Molecular Epidemiological Characteristics of Drug-resistant Mycobacterium tuberculosis by Random Amplified Polymorphic DNA Genotyping.
- Author:
Jong Chan JEON
1
;
Dong Seok JEON
;
Jae Ryong KIM
Author Information
1. Department of Family Medicine, Kyungju-Dongsan Hospital, Kyungju, Korea.

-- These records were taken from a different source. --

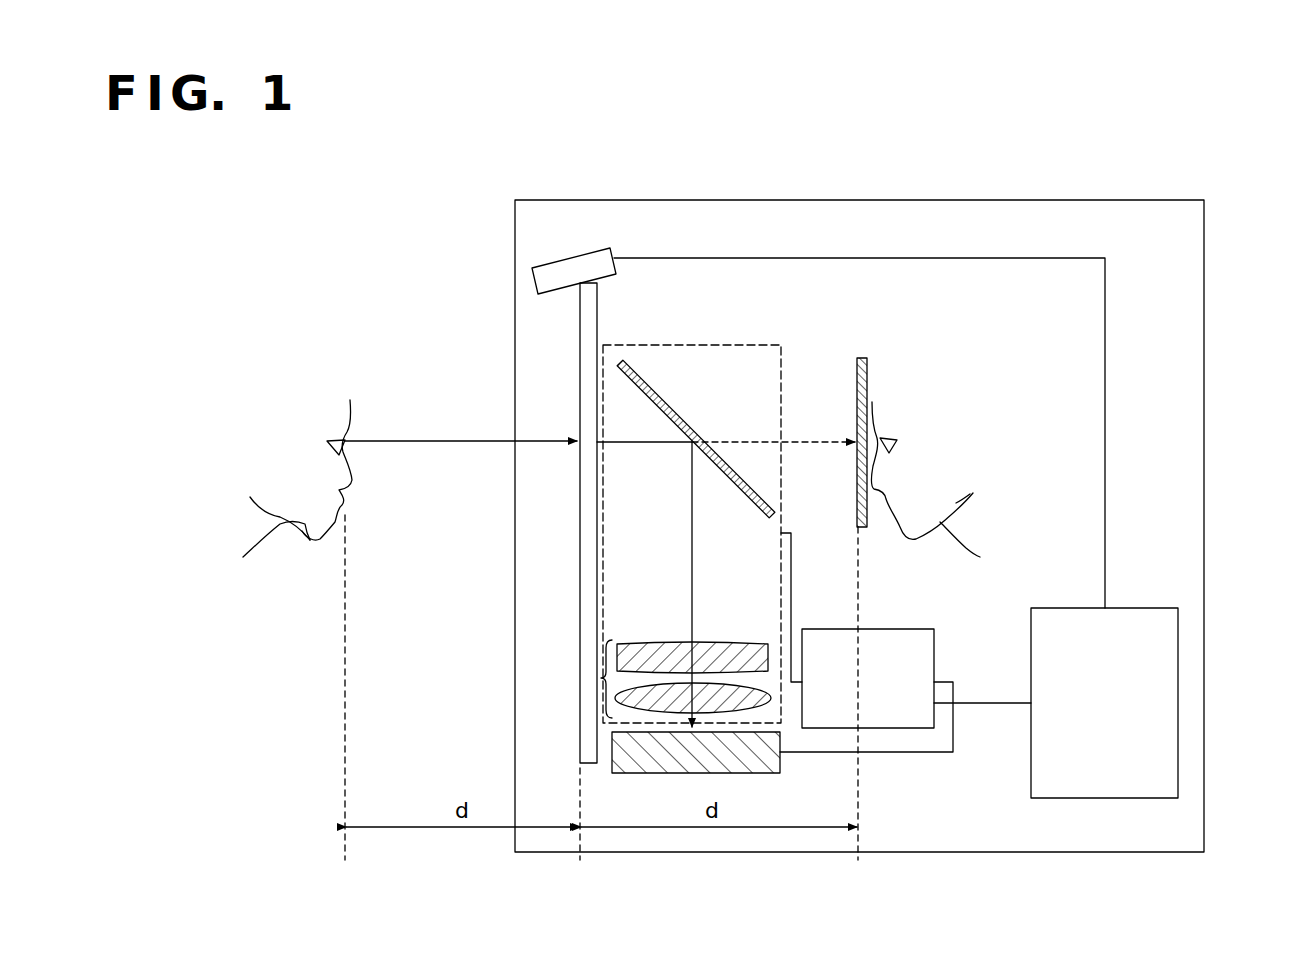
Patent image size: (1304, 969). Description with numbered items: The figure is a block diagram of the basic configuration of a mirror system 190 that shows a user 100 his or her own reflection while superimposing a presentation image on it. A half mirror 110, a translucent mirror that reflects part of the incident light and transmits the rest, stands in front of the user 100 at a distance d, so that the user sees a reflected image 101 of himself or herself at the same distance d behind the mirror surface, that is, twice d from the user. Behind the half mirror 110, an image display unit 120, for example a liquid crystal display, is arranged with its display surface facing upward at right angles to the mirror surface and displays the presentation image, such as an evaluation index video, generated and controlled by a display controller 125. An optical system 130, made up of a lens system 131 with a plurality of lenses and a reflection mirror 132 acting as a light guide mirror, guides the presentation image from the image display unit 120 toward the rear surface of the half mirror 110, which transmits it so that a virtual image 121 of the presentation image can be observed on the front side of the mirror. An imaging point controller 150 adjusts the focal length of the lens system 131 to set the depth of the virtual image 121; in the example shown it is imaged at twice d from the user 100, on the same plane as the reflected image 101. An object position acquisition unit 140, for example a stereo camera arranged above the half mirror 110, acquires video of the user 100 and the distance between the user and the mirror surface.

The user 100 is at (300, 537).
The reflected image 101 is at (970, 514).
The half mirror 110 is at (598, 308).
The image display unit 120 is at (650, 773).
The virtual image 121 is at (883, 344).
The display controller 125 is at (1139, 608).
The optical system 130 is at (772, 344).
The lens system 131 is at (605, 684).
The reflection mirror 132 is at (686, 394).
The object position acquisition unit 140 is at (562, 261).
The imaging point controller 150 is at (936, 655).
The mirror system 190 is at (597, 200).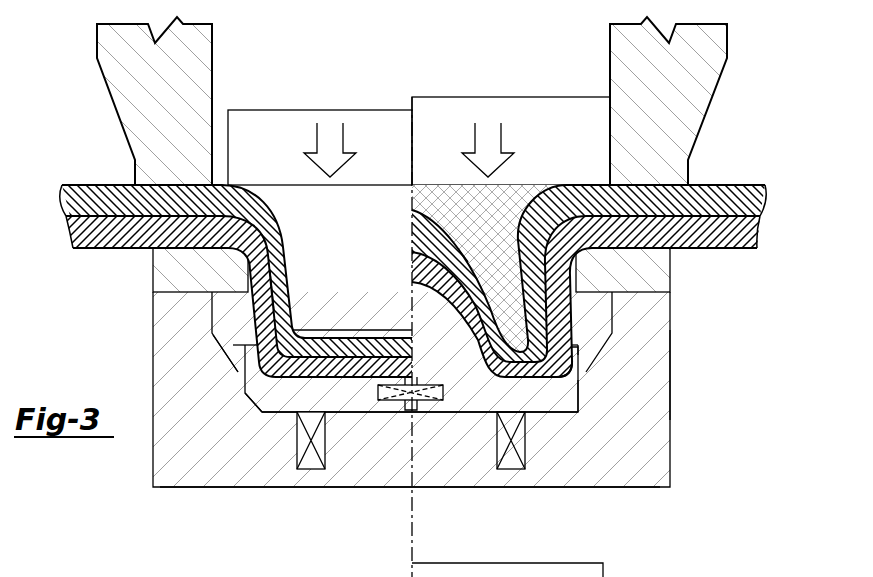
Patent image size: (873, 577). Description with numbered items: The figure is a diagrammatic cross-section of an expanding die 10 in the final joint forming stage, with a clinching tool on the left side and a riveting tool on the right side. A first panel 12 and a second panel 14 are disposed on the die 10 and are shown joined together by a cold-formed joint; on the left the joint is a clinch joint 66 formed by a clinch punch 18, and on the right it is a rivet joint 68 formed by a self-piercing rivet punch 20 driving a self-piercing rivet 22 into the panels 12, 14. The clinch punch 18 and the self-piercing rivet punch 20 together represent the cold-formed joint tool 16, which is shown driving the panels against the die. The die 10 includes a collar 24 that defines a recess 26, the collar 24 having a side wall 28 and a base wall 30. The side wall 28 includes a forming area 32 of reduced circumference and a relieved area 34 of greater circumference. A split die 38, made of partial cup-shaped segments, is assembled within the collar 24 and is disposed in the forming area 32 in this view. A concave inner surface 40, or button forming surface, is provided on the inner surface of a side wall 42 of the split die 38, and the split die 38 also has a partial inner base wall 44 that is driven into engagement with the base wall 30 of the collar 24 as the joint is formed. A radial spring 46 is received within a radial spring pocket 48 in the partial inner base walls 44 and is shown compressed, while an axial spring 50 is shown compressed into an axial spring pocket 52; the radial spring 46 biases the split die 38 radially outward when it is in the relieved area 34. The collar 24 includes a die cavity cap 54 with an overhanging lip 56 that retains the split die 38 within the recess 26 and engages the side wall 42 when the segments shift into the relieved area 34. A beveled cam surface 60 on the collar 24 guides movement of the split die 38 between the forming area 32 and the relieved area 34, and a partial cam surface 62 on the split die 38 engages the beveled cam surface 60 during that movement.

The expanding die 10 is at (146, 507).
The first panel 12 is at (87, 193).
The second panel 14 is at (74, 252).
The cold-formed joint tool 16 is at (439, 76).
The clinch punch 18 is at (274, 165).
The self-piercing rivet punch 20 is at (564, 155).
The self-piercing rivet 22 is at (428, 198).
The collar 24 is at (674, 430).
The recess 26 is at (597, 308).
The side wall 28 is at (648, 345).
The base wall 30 is at (362, 475).
The forming area 32 is at (243, 410).
The relieved area 34 is at (213, 307).
The split die 38 is at (473, 416).
The concave inner surface 40 is at (560, 347).
The side wall 42 is at (572, 355).
The partial inner base wall 44 is at (314, 405).
The radial spring 46 is at (406, 378).
The radial spring pocket 48 is at (382, 386).
The axial spring 50 is at (522, 445).
The axial spring pocket 52 is at (503, 446).
The die cavity cap 54 is at (206, 283).
The overhanging lip 56 is at (268, 278).
The beveled cam surface 60 is at (229, 353).
The partial cam surface 62 is at (233, 352).
The clinch joint 66 is at (293, 330).
The rivet joint 68 is at (566, 370).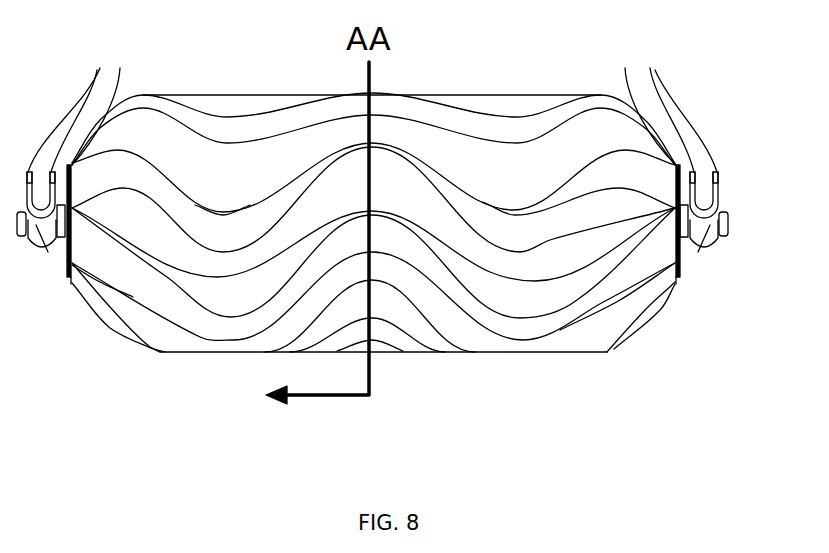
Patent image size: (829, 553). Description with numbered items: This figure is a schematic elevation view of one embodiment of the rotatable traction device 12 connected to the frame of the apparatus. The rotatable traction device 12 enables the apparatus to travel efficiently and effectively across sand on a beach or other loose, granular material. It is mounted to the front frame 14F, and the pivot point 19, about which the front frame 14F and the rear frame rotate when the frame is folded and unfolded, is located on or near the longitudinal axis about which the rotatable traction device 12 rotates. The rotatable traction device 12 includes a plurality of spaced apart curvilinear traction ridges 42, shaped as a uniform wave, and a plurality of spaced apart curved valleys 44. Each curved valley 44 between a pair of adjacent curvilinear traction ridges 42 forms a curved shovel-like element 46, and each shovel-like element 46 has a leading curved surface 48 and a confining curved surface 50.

The rotatable traction device 12 is at (177, 351).
The front frame 14F is at (692, 127).
The pivot point 19 is at (728, 224).
The curvilinear traction ridge 42 is at (477, 202).
The curved valley 44 is at (310, 225).
The shovel-like element 46 is at (262, 286).
The leading curved surface 48 is at (226, 308).
The confining curved surface 50 is at (226, 274).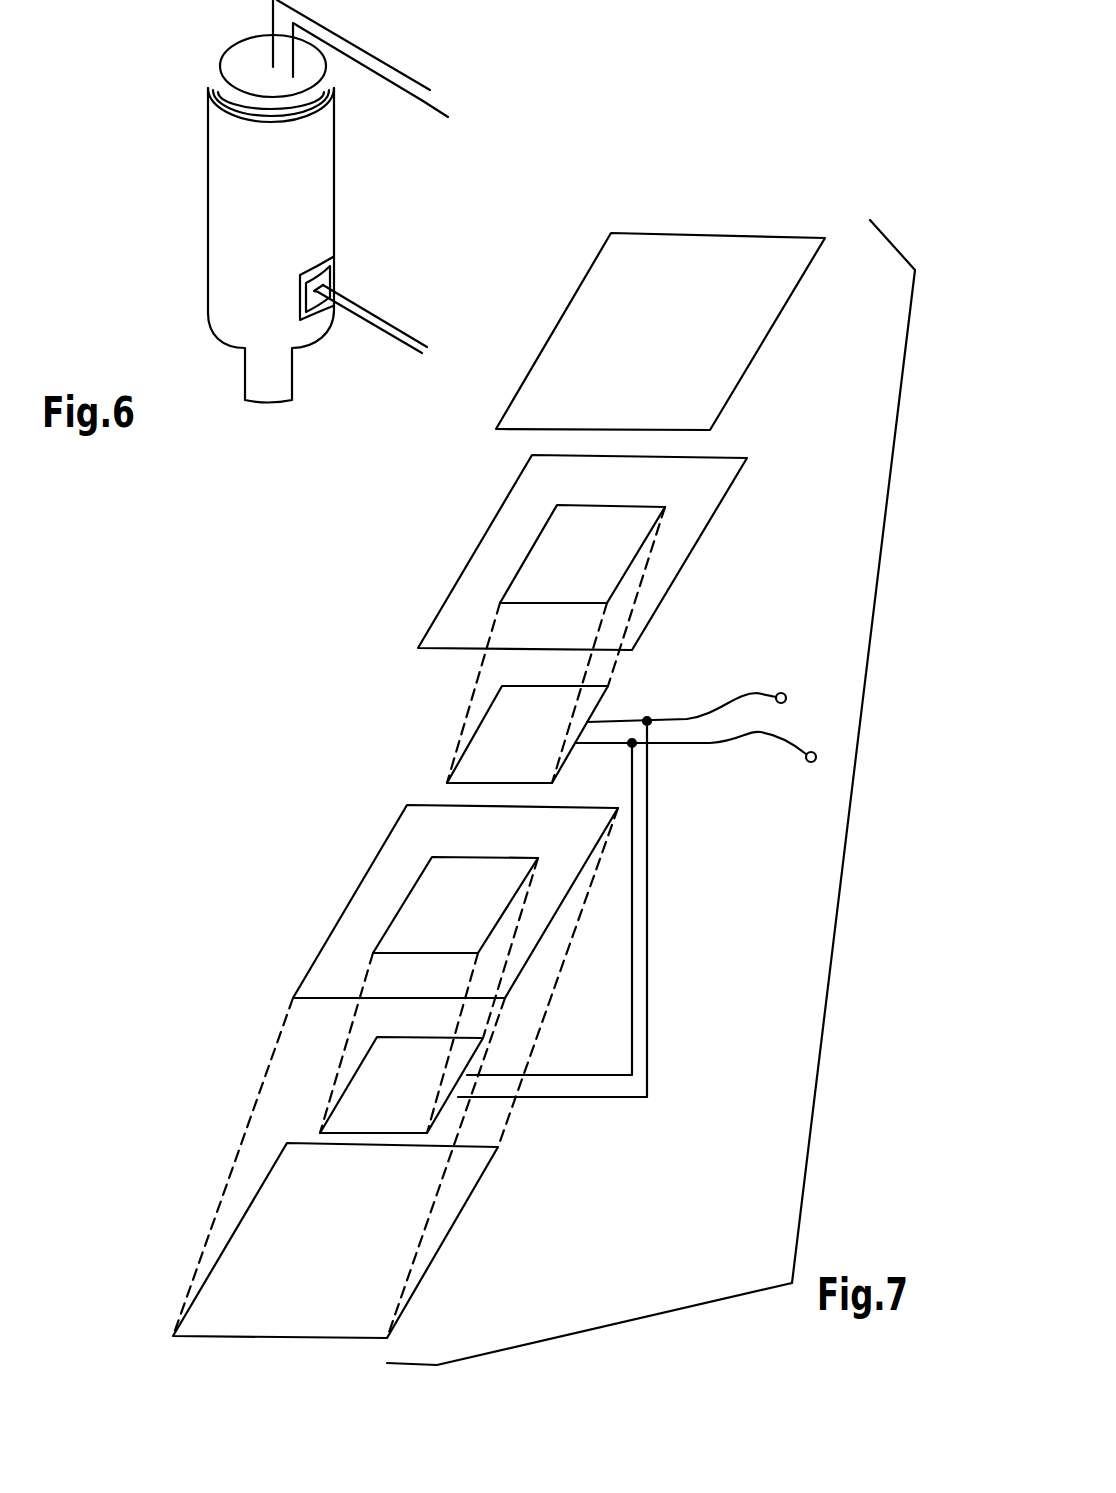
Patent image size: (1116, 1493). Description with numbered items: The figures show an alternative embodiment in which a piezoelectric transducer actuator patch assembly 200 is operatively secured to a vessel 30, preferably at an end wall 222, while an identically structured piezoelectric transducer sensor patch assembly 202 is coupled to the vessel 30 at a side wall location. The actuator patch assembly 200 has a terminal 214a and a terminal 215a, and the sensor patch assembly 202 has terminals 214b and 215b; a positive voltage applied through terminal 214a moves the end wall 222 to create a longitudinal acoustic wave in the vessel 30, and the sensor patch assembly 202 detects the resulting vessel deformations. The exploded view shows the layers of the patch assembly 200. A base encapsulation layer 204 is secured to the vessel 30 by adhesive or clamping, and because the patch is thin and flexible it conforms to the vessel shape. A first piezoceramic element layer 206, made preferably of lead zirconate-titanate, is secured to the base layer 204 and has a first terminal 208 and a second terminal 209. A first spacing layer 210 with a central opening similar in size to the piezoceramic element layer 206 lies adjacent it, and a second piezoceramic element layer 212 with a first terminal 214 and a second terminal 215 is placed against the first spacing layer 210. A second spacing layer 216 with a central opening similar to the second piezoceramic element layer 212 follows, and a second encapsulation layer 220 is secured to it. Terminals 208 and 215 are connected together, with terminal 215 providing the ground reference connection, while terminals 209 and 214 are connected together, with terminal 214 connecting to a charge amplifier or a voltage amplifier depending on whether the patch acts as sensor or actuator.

- Publication Type:Original Article
- Keywords:
Mycobacterium tuberculosis;
MDR;
RAPD;
Genotyping
- MeSH:
Discrimination (Psychology);
DNA*;
Korea;
Mycobacterium tuberculosis*;
Mycobacterium*;
Prevalence;
Tuberculosis
- From:Korean Journal of Clinical Pathology
2001;21(4):274-281
- CountryRepublic of Korea
- Language:Korean
-
Abstract:
BACKGROUND: In spite of appropriate therapy and control for tuberculosis, the prevalence of tuberculosis is still frequent in Korea. Emerging infection and rapid detection of multidrug-resistant Mycobacterium tuberculosis (MDR-TB) are major interests in microbiologic laboratories. In this study, we evaluated the usefulness of random amplified polymorphic DNA (RAPD) genotyping for molecular epidemiological characteristics of MDR-TB. METHODS: We analyzed 64 clinical strains of M. tuberculosis including 35 strains which showed resistance to one or more antimycobacterial drugs and M. tuberculosis H37Rv (ATCC 27294), as a drug-sensitive control strain. RAPD genotyping analysis was carried out under eight reaction conditions and using ten random primers (A-1245, AP-50, B-1245, DKU-44, DKU-49, Leg-1, INS-2, IS-986-FP, PF-15 and MBR). RESULTS: RAPD patterns using six primers (IS-986-FP, DKU-44, DKU-49, INS-2, B-1245, and AP-50) showed marked polymorphisms that were easier to discriminate than those with other primers. RAPD patterns represented various polymorphisms among 64 strains. However, RAPD could not discriminate MDR-TB strains from drug-sensitive ones. CONCLUSIONS: RAPD genotyping is assumed a preferable technique for discrimination among clinical strains of M. tuberculosis but not for specifying MDR-TB strains.